Here's a reasonable reproducible example...
(edit: I realized that what I was doing could be achieved through a group filter. Leaving an updated reproducible example with some tweaks from the comments below and my updated solution. -- Note that the original did not include the bind_cols(y_list) detail. In retrospect, I should have included that in this example.)
library(dplyr)
library(data.table)
library(microbenchmark)
microbenchmark(base = {
for(y_check in y_unique) {
y_list[[as.character(y_check)]] <- df[df$y == y_check, ]
df <- df[!df$x %in% y_list[[as.character(y_check)]]$x, ]
}
out <- bind_rows(y_list)
}, dplyr = {
for(y_check in y_unique) {
y_list[[as.character(y_check)]] <- filter(df, y == y_check)
df <- df[!df$x %in% y_list[[as.character(y_check)]]$x, ]
}
out <- bind_rows(y_list)
}, data.table = {
for(y_check in y_unique) {
y_list[[as.character(y_check)]] <- dt[y == y_check]

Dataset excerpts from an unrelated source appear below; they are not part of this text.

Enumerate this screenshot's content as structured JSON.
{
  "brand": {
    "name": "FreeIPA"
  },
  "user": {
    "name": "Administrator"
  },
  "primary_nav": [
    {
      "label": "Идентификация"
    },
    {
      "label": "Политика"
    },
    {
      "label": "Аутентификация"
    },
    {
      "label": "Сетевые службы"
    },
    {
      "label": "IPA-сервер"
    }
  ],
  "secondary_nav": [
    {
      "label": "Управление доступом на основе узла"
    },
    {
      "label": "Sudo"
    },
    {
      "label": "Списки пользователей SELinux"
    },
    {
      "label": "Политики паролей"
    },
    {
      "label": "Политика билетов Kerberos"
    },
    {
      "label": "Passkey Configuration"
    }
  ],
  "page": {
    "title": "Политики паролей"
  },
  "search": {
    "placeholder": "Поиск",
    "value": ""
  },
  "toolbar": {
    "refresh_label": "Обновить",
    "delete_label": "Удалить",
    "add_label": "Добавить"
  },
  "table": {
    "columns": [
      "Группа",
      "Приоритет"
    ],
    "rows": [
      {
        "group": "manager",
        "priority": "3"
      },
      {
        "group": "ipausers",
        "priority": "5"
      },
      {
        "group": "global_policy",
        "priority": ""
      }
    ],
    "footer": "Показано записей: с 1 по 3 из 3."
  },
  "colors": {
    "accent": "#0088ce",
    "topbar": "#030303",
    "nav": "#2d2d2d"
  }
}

dt <- dt[!x %in% y_list[[as.character(y_check)]]$x]
}
out <- do.call(rbind, y_list)
}, alternate = {
df <- group_by(df, x)
out <- filter(df, y == min(y))
}, times = 10, setup = {
set.seed(1)
df <- data.frame(x = sample(1:1000, size = 1000, replace = TRUE),
y = sample(1:100, size = 1000, replace = TRUE))
dt <- data.table(df)
y_unique <- sort(unique(df$y))
y_list <- setNames(rep(list(list()), length(y_unique)), y_unique)
})
I get:
Unit: milliseconds
expr min lq mean median uq max neval
base 12.939135 13.22883 13.623098 13.500897 13.95468 14.517167 10
dplyr 41.517351 42.22595 50.041123 45.199978 61.33194 65.927611 10
data.table 228.014360 233.98309 248.281965 240.172383 263.39943 287.706941 10
alternate 3.310031 3.42016 3.745013 3.454537 4.17488 4.497455 10
On my real data, I get more or less the same. The base is 2+ times faster than dplyr and data.table is... slow. Any ideas?